Benign phonotraumatic lesions are generally grouped according to their causes and appearance and include nodules, polyps, and cysts. Scars or a crease on the vocal fold, called sulcus, are extreme examples of what can occur from phonotrauma.
Nodules—These are bumps or calluses that form usually on both vocal cords. They tend to form slowly in response to the day-to-day phonotrauma that builds up over months to years, like the calluses on the bottom of a marathon runner’s feet.
Polyps—These can be caused by a small blood vessel that has popped and is bleeding beneath the surface of the vocal cord and later turns into a blood blister or hemorrhagic polyp. Other times they form from longer periods of stress on the vocal cords like nodules. Most occur only on one vocal cord but can involve both sides.

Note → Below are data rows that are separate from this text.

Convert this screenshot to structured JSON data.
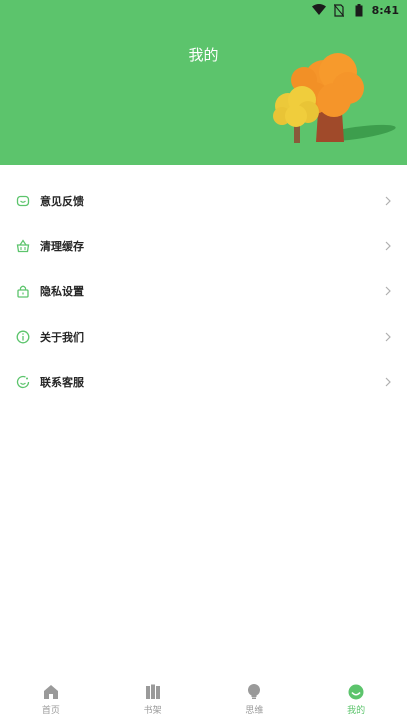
{
  "status_bar": {
    "time": "8:41",
    "icons": [
      "wifi-icon",
      "no-sim-icon",
      "battery-icon"
    ]
  },
  "header": {
    "title": "我的",
    "background_color": "#5cc46c",
    "illustration": "tree-illustration"
  },
  "menu": {
    "accent_color": "#5cc46c",
    "items": [
      {
        "label": "意见反馈",
        "icon": "feedback-icon"
      },
      {
        "label": "清理缓存",
        "icon": "clear-cache-icon"
      },
      {
        "label": "隐私设置",
        "icon": "lock-icon"
      },
      {
        "label": "关于我们",
        "icon": "info-icon"
      },
      {
        "label": "联系客服",
        "icon": "customer-service-icon"
      }
    ]
  },
  "tabbar": {
    "active_color": "#5cc46c",
    "inactive_color": "#9a9a9a",
    "items": [
      {
        "label": "首页",
        "icon": "home-icon",
        "active": false
      },
      {
        "label": "书架",
        "icon": "bookshelf-icon",
        "active": false
      },
      {
        "label": "思维",
        "icon": "lightbulb-icon",
        "active": false
      },
      {
        "label": "我的",
        "icon": "profile-icon",
        "active": true
      }
    ]
  }
}
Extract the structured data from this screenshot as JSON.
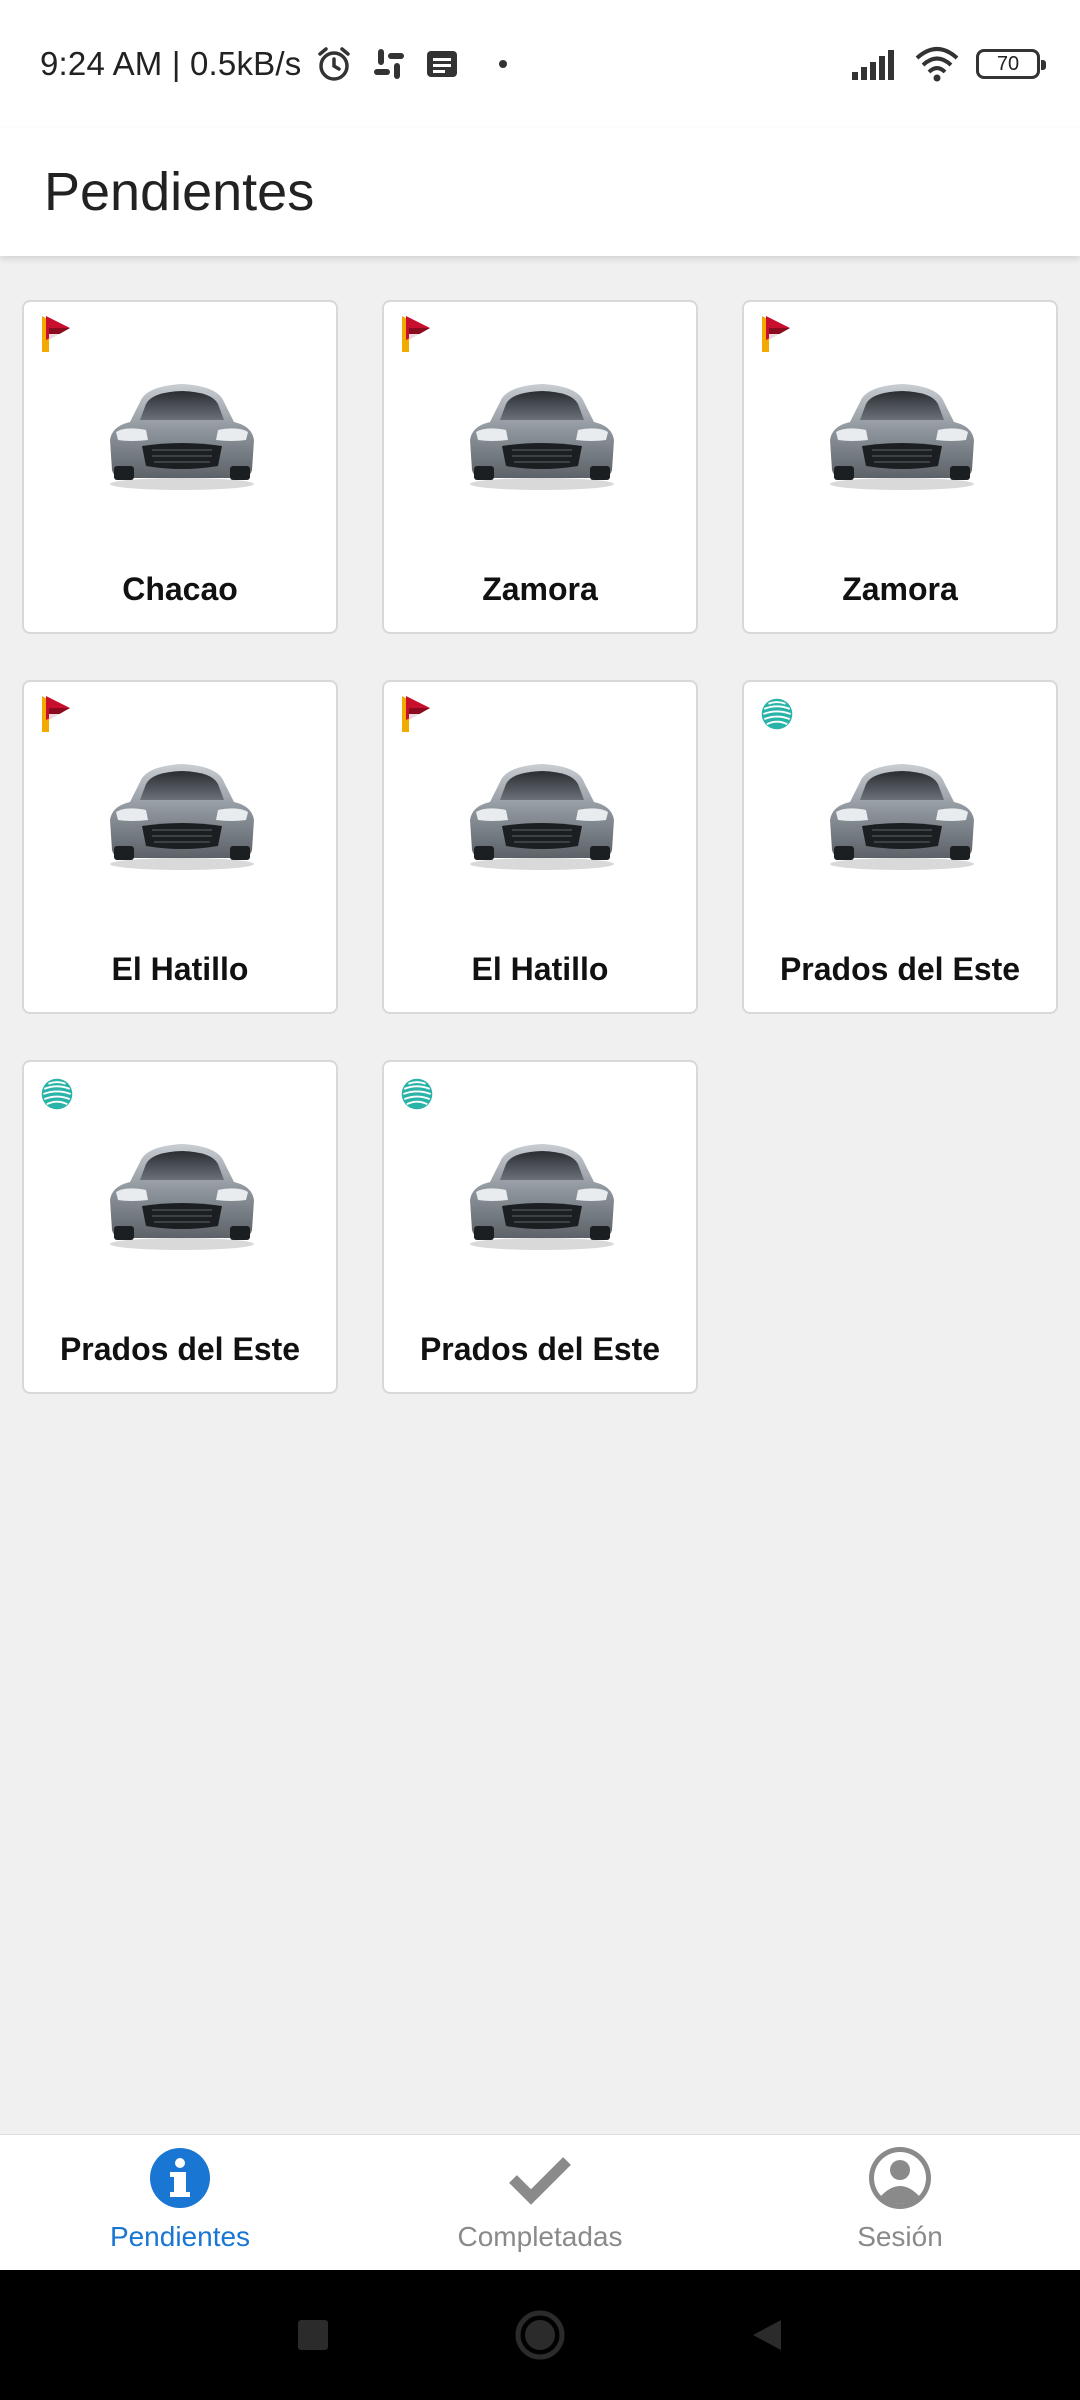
{
  "status_bar": {
    "time": "9:24 AM | 0.5kB/s",
    "battery": "70",
    "icons": [
      "alarm-icon",
      "slack-icon",
      "message-icon",
      "signal-icon",
      "wifi-icon",
      "battery-icon"
    ]
  },
  "header": {
    "title": "Pendientes"
  },
  "cards": [
    {
      "label": "Chacao",
      "logo": "p-logo"
    },
    {
      "label": "Zamora",
      "logo": "p-logo"
    },
    {
      "label": "Zamora",
      "logo": "p-logo"
    },
    {
      "label": "El Hatillo",
      "logo": "p-logo"
    },
    {
      "label": "El Hatillo",
      "logo": "p-logo"
    },
    {
      "label": "Prados del Este",
      "logo": "teal-sphere-logo"
    },
    {
      "label": "Prados del Este",
      "logo": "teal-sphere-logo"
    },
    {
      "label": "Prados del Este",
      "logo": "teal-sphere-logo"
    }
  ],
  "bottom_nav": {
    "items": [
      {
        "label": "Pendientes",
        "icon": "info-icon",
        "active": true
      },
      {
        "label": "Completadas",
        "icon": "check-icon",
        "active": false
      },
      {
        "label": "Sesión",
        "icon": "account-icon",
        "active": false
      }
    ]
  },
  "colors": {
    "accent": "#1976d2",
    "inactive": "#8a8a8a",
    "background": "#f0f0f1",
    "teal": "#2ab3a8"
  }
}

Cysts—These form under the surface of the vocal cord. Phonotrauma can cause inflammation that blocks the glands that create mucus in the voice box or can cause small tears in the vocal cord allowing skin debris to become trapped. Trapped fluid/mucus or skin debris turns into a cyst that will not drain.
Vocal hygiene—You can take better care of your vocal cords and limit potential problems by:
Voice therapy—Voice therapy is usually prescribed by your ENT (ear, nose, and throat) specialist, or otolaryngologist, and performed by a speech language therapist. Voice therapy consists of physical therapy for the muscles and tissues within the voice box, or larynx, and training you how to correctly use those muscles. Voice therapy teaches you different ways to decrease the impact on your vocal folds when using your voice and how to use your voice more safely and effectively. Some types of phonotraumatic lesions can resolve completely or significantly just with vocal hygiene and voice therapy. A full course of voice therapy varies depending on the severity of the lesion and how long it has been there. Even if surgery is recommended, voice therapy is a very important part of the overall treatment plan and may be most helpful when done both before and after surgery.

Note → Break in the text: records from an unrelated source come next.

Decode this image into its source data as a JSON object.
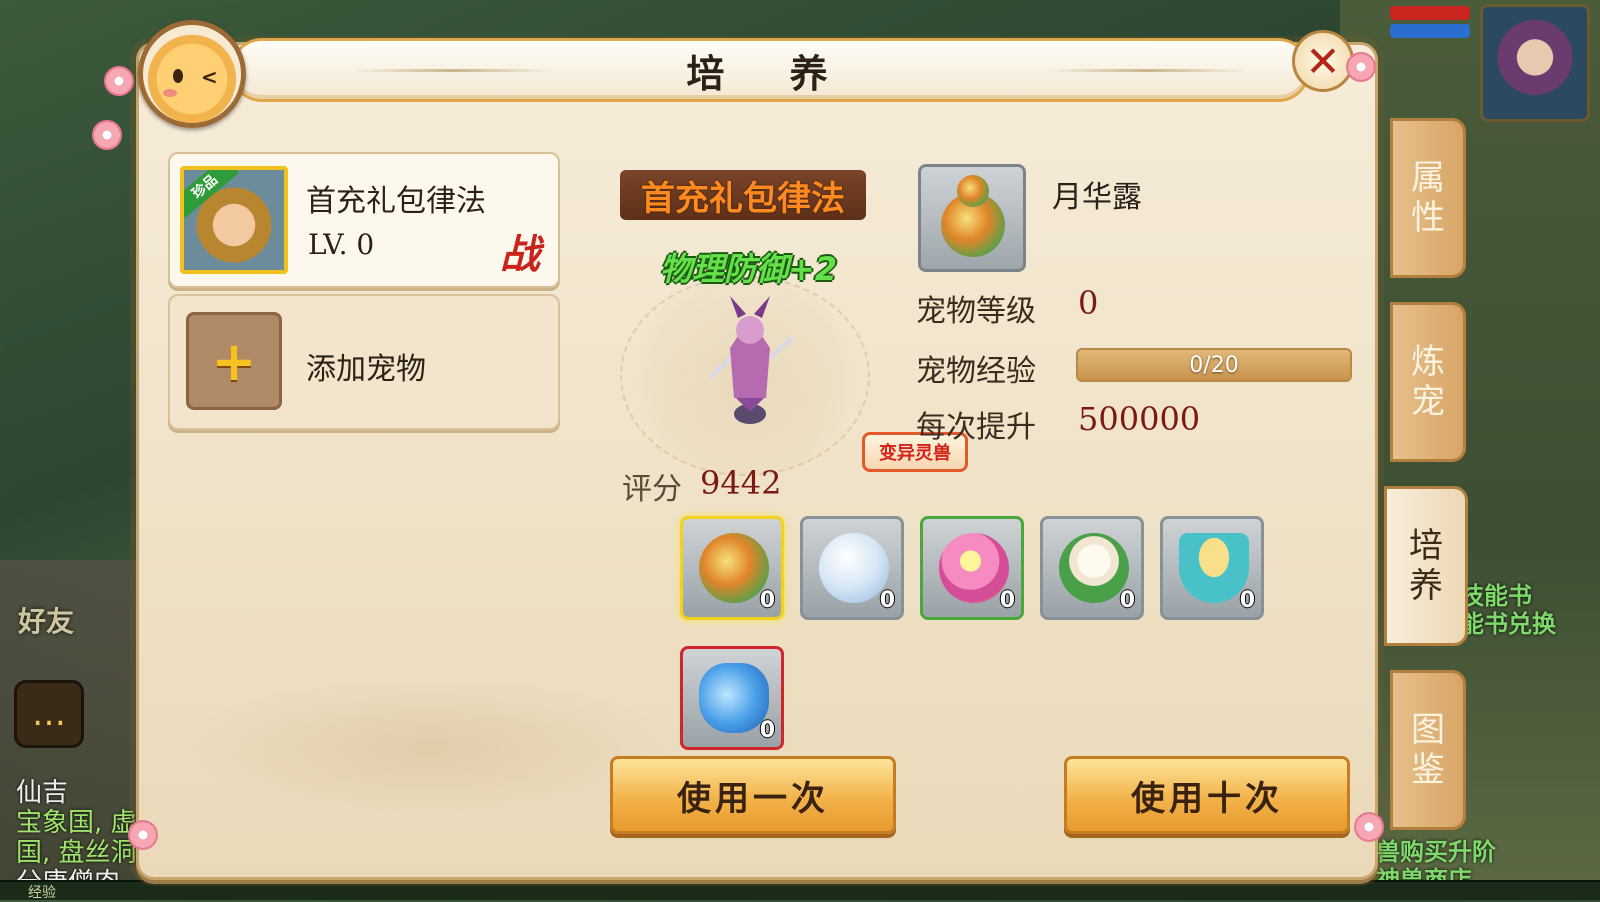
{
  "background": {
    "friend_label": "好友",
    "chat_lines": [
      "宝象国, 虚",
      "国, 盘丝洞",
      "分唐僧肉"
    ],
    "chat_header": "仙吉",
    "side_hint_1": "技能书",
    "side_hint_2": "能书兑换",
    "side_hint_3": "兽购买升阶",
    "side_hint_4": "神兽商店",
    "bottom_label": "经验"
  },
  "window": {
    "title": "培 养",
    "close_icon": "close-icon"
  },
  "pet_list": {
    "selected_pet": {
      "name": "首充礼包律法",
      "level": "LV. 0",
      "rarity_tag": "珍品",
      "battle_badge": "战"
    },
    "add_pet_label": "添加宠物"
  },
  "pet_display": {
    "name_plate": "首充礼包律法",
    "buff_text": "物理防御+2",
    "mutant_tag": "变异灵兽",
    "score_label": "评分",
    "score_value": "9442"
  },
  "item_info": {
    "name": "月华露",
    "level_label": "宠物等级",
    "level_value": "0",
    "exp_label": "宠物经验",
    "exp_value": "0/20",
    "exp_fraction": 0,
    "boost_label": "每次提升",
    "boost_value": "500000("
  },
  "items": [
    {
      "icon": "gourd-icon",
      "count": "0",
      "state": "selected"
    },
    {
      "icon": "snowball-icon",
      "count": "0",
      "state": "normal"
    },
    {
      "icon": "lollipop-icon",
      "count": "0",
      "state": "green"
    },
    {
      "icon": "flower-bun-icon",
      "count": "0",
      "state": "normal"
    },
    {
      "icon": "noodle-bowl-icon",
      "count": "0",
      "state": "normal"
    },
    {
      "icon": "blue-vase-icon",
      "count": "0",
      "state": "red"
    }
  ],
  "actions": {
    "use_once": "使用一次",
    "use_ten": "使用十次"
  },
  "side_tabs": [
    {
      "label": "属\n性",
      "active": false
    },
    {
      "label": "炼\n宠",
      "active": false
    },
    {
      "label": "培\n养",
      "active": true
    },
    {
      "label": "图\n鉴",
      "active": false
    }
  ],
  "colors": {
    "title_border": "#e1a54a",
    "accent_orange": "#ff8a1f",
    "value_red": "#7a1a12",
    "buff_green": "#64e04a"
  }
}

Surgery—Surgery for phonotraumatic lesions is sometimes called phonosurgery. This type of surgery is performed by an ENT specialist who is trained to use a microscope or telescope with microscopic instruments to operate on the vocal folds, which are typically only about two centimeters long. The surgery is conducted through the mouth with no incisions on the outside of the neck. This type of surgery may also sometimes involve the use of a laser to treat the lesion. In some cases, a laser procedure treatment can be done in the office by placing a laser fiber through a flexible camera. After the surgery, you usually would be on voice rest (i.e., no talking, whispering, coughing, or clearing the throat) for anywhere between three to seven days depending on your situation.
Phonotrauma and phonotraumatic lesions are quite common but often left undiagnosed. Voice rest and improved vocal hygiene alone can help let your body heal but may not completely resolve voice symptoms. In more chronic cases, voice therapy is typically done prior to a surgical procedure to improve underlying vocal behaviors and increase the chance of full recovery. Finally, if surgery or other procedures (such as laser treatment) are needed, most patients recover and improve or regain their voices. The recovery process varies based on underlying factors of the phonotrauma and careful transition back to normal voice use may take several weeks to months. It is important to work with your ENT specialist, speech therapist, or both to achieve the best possible voice outcome.